Она садится, глядя по сторонам, и ища себе какое-нибудь дело, ускользнувшее от ее внимания.

- Рано или поздно, но я за себя не отвечаю. Я схвачу ее за шею, как куклу, и стану трясти, как грушу, пока голова не отвалится.

- Кого?

- А ты еще мне говоришь, что я пью таблетки. Ты же не живешь с ней. Если она снова спросит меня, когда придет Клара, я удавлю ее проводом от наушников. Я собираюсь привести ее сюда и оставить у тебя, чтобы она оживила твое существование.

- Когда придет Клара?

- И ты туда же? Вы что, сговорились с ней что ли, чтобы свести меня с ума? Если вы этого добьетесь, то вам придется взвалить на себя детей, потому что Мартин ни на что не годен. Он даже задницу им вытереть не смог бы.

- Я просто интересуюсь, почему она спрашивает о Кларе, когда она придет.

- Она говорит, что Клара была очень ласкова с ней, и спрашивает, когда она снова придет.
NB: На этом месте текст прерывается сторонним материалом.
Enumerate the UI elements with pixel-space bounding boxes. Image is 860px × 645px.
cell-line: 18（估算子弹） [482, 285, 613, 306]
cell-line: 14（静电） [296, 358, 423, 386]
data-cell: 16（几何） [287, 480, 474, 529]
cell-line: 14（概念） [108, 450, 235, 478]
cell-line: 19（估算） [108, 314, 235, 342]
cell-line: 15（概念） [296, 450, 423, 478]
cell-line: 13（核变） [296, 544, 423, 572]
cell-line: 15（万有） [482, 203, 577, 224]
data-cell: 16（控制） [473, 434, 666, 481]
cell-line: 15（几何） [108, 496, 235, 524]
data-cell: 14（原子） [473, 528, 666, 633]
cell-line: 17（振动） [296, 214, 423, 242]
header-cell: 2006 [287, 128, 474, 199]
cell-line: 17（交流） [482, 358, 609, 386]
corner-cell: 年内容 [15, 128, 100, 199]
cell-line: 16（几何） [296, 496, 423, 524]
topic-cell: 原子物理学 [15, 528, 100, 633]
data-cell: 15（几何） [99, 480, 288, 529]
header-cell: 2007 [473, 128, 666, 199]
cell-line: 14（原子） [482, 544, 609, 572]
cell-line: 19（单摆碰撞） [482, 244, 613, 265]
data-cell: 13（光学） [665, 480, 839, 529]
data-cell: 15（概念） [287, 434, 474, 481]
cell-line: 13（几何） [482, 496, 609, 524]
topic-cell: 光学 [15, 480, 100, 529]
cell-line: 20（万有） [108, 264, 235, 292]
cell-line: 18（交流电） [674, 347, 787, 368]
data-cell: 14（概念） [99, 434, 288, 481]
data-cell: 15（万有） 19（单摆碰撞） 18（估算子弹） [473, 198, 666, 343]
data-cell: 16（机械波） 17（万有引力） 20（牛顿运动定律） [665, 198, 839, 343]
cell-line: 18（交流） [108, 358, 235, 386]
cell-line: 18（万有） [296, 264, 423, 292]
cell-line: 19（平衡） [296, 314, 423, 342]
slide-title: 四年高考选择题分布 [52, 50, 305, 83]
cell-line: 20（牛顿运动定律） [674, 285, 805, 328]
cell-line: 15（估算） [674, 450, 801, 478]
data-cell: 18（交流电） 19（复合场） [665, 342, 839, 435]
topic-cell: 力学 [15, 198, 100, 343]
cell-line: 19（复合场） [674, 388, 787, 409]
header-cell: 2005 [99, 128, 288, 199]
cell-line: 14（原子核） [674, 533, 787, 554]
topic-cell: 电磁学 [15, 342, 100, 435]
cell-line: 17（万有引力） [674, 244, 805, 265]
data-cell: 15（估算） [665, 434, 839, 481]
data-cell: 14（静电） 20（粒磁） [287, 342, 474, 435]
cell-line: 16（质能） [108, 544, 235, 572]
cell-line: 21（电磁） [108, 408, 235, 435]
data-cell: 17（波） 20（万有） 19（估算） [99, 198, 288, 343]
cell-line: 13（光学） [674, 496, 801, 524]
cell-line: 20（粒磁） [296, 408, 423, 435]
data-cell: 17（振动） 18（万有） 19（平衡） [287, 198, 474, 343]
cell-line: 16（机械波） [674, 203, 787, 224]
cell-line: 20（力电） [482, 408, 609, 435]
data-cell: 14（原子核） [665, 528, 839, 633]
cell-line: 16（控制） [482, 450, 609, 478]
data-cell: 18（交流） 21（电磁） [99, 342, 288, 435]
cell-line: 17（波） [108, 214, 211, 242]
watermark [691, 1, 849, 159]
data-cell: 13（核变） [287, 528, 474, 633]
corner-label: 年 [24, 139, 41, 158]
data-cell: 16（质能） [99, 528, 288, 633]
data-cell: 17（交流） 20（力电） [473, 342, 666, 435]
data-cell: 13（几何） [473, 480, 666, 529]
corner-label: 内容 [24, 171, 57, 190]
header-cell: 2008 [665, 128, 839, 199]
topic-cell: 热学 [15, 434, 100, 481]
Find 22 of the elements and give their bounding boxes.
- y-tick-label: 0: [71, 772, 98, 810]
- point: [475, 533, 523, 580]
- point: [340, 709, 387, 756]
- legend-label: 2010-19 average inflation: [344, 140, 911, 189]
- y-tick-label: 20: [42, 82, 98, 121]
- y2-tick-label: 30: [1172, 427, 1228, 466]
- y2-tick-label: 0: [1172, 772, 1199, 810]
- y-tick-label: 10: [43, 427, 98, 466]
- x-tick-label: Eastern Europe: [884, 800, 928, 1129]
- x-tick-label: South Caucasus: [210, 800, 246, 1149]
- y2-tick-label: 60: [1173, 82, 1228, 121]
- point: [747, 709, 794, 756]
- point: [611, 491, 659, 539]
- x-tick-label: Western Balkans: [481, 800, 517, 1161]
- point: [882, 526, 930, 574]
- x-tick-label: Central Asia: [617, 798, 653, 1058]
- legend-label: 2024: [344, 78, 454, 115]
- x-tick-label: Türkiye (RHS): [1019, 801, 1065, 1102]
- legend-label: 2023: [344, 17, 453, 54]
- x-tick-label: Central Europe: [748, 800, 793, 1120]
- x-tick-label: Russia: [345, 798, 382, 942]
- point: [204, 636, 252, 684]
И так раз за разом. Иногда я отвечаю, что через час, чтобы посмотреть, не успокоится ли она. Еще говорит, что ты очень ее любил. Бедняжка, она так растрогана и потрясена тем, что ты очень сильно любил Клару. Ты знаешь какую-то Клару?

- Одно время мы с ней встречались.

- Отличная новость, поскольку женщины задерживаются у тебя настолько, насколько у меня туалетная бумага... Тогда вот что, сделай одолжение, приведи Клару как-нибудь вечером к нам домой, глядишь, эта мания у нее и пройдет, и она даст мне отдохнуть пару дней до тех пор, пока ее не осенит другая идея.

- Не смогу. Клара погибла несколько недель тому назад. Несчастный случай, она разбилась на машине.

Пожалуй, больше всего мне нравится в моей сестре то, когда она сбрасывает маску, перестает быть этаким ураганом, в который ее превращают таблетки и горячее желание убежать от себя самой, когда она перестает наводить порядок и смеяться, перестает вести жизнь бойкого лейтенанта среди неуклюжих и нерасторопных солдат. Я обожаю ее в такие моменты, как сейчас, когда ее глаза смягчаются, становясь еще более темными. Они похожи на два колодца, вобравших в себя мою грусть. Они утягивают грусть на самое дно сестринской души, где моя печаль становится ее печалью.

- И не звонишь, – укоризненно говорит мне сестра, протягивая руку, но, не лаская меня. – Гибнет девушка, с которой ты встречаешься, а ты даже не расскажешь мне об этом, не придешь за утешением ко мне домой. Какой же ты дурак, ей-богу. Вот так взяла бы и трясла бы, трясла тебя, честное слово.

- До тех пор, пока у меня голова не отвалится?

- До тех пор, пока на место не встанет. Братишка, ты – тупица. Я ее знала? Это была та, с которой мы видели тебя как-то раз на улице, правда, не помню на какой?

Я не двигаюсь с места. Сестра пересаживается поближе ко мне и устраивается поудобнее. Она берет меня за руку и ерошит мне волосы. Если что-то мне срочно не поможет, то она усадит меня на колени и крепко-крепко обнимет, прижимая к себе, как обнимает в порыве нежности своих детей.